こんにちは,@PKです.
前回の記事でCellProfilerのExample pipelineを紹介しました.
この記事では,CellProfilerを使って核染色,細胞質染色,PH3(リン酸化ヒストンH3)を染色した画像データから,以下のように「核」「細胞」「PH3」オブジェクトを認識して各領域での蛍光強度やエリア値などを算出しました.
今回は,CellProfilerの解析から得られた結果をKNIMEで可視化してみたので紹介しようと思います.
この記事を書くきっかけは,@Pen先生のブログでChemoinformaticsのデータをKNIMEを使って可視化する記事を読んだことです.
Make interactive plot with Knime #RDKit #Chemoinformatics #Knime | Is life worth living?
この記事を見て是非自分でもやってみたいと思い,HCAのデータを使って同じような可視化を行いました.
まずは,HCAのデータをシンプルに可視化しよう考えました.
画像データだけでは,細胞の位置は定性的にしかわかりません.しかし,CellProfilerの解析(high content analysis)によって細胞の位置情報を定量化することができるので,以下の図のようにKNIME上で画像データの細胞の位置情報を再現するようなScatter plotをかくことができます.
KNIMEのフローは以下の通りです.
まずは,CellProfilerの解析で得られたCSVファイルを読み込みます.
各列には,抽出した特徴量やオブジェクトの番号が,各行はそれぞれの細胞を示しています.
細胞は視野内に290個あるので,290行のデータがあります.
上図は「Cell」と「PH3」の2つのファイルを読み込んだ結果を示していますが,「Cell」と「Nuclei」,「PH3」と「Nuclei」はそれぞれ紐づいていたので,「Parent Nuclei」を使って2つのデータを紐づけることができそうです.

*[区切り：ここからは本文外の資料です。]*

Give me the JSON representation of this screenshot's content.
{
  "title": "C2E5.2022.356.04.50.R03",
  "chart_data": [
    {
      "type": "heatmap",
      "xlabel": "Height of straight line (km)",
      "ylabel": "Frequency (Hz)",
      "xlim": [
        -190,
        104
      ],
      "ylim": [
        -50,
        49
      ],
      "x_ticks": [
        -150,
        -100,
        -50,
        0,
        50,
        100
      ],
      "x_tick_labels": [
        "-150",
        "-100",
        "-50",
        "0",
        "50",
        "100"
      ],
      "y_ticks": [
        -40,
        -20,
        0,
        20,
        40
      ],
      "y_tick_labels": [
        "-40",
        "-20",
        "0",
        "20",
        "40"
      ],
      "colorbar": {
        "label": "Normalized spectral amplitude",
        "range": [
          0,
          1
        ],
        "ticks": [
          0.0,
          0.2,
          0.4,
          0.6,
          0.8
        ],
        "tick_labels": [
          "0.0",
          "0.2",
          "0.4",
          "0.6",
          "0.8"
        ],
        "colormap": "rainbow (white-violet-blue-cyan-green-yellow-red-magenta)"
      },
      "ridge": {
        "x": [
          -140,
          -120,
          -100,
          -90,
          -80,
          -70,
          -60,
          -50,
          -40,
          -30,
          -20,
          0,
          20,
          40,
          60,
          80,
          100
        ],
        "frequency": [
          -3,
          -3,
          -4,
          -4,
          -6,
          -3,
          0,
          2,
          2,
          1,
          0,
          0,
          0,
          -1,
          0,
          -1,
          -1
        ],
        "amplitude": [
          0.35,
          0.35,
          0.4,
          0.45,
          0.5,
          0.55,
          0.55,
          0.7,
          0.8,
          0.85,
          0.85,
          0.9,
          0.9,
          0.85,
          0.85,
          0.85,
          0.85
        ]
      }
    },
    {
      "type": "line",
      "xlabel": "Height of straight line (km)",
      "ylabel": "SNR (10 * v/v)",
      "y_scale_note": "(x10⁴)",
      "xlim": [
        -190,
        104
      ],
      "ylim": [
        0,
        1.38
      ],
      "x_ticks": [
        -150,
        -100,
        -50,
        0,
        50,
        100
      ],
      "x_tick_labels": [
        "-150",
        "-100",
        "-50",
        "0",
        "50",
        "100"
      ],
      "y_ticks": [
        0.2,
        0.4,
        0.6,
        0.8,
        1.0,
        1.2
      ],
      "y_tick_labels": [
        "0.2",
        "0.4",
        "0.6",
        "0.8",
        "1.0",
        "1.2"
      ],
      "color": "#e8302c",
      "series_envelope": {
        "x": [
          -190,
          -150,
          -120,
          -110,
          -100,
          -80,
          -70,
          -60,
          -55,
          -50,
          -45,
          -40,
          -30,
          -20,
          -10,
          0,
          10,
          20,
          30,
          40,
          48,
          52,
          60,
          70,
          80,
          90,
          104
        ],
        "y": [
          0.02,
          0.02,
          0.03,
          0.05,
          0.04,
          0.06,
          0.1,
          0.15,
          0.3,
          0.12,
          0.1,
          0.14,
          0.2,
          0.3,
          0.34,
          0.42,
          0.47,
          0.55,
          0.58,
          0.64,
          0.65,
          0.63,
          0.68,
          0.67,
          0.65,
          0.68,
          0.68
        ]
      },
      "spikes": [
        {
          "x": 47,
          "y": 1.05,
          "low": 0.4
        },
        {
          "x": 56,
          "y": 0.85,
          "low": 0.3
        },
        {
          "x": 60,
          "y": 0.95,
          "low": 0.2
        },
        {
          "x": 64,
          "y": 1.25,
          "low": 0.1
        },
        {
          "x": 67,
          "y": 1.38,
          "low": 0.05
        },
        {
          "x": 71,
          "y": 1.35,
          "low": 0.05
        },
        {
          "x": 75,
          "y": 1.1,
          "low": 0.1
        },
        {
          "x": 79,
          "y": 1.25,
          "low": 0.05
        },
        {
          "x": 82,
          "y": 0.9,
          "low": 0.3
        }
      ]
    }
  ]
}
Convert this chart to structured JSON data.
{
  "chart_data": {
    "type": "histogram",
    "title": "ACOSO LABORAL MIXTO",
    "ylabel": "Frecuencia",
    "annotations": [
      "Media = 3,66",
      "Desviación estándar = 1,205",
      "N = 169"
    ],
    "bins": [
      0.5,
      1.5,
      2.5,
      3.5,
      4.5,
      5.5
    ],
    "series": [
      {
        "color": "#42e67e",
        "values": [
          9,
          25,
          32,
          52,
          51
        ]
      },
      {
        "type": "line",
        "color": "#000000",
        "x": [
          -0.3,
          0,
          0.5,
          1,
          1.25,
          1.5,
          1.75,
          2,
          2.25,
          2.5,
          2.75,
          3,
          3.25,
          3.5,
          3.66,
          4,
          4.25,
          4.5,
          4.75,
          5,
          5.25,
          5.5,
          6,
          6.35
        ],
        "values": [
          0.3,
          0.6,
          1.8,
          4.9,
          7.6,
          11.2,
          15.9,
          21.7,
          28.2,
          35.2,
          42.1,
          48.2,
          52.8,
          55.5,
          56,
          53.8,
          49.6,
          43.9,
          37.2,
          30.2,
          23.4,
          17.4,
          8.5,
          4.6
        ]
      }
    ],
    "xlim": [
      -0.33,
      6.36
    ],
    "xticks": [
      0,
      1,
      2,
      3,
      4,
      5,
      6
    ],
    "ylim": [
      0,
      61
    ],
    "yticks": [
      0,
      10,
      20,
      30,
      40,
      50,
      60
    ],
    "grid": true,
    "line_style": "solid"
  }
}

データの可視化までは単純作業なので簡単に説明します.
Y軸の変更
CellProfilerで取得した「Cell」の特徴量の中には,各細胞のWell内のX座標,Y座標といった位置情報もあります.しかし,CellProfilerではY軸は上がゼロだったのですが,KNIMEでscatter plotを書くときは原点は左下なので,グラフにすると上下逆になってしまいます. これを「Math Formula」を使って修正しました.
PH3ポジティブの細胞をマーク
「Constant Value column」で「Cell」と「PH3」のカラムをそれぞれのデータに追加しました.
その後「Joiner」で2つのデータを合わせ,「Column combiner」と「String manipulation」を使ってPH3ポジの細胞は「Cell-PH3」,PH3ネガの細胞は「Cell」と名前を付けました.
PH3ポジティブの細胞の色を変える
「Color manager」というノードを使うと,各行ごとに色を付けることができます.ここでは,「Cell」と「Cell-PH3」を色でわけることにしました.
最後にデータの可視化のために作成したMetanodeについて説明します.
「右クリック」⇒「Wrapped Metanode」⇒「Open」でMetanodeを開くと,右下図のようなノードが格納されていることがわかります.
色々なデータの解析や可視化ができますが,今回は「Scatter Plot」,「Table view」,「Conditional Box Plot」を使いました.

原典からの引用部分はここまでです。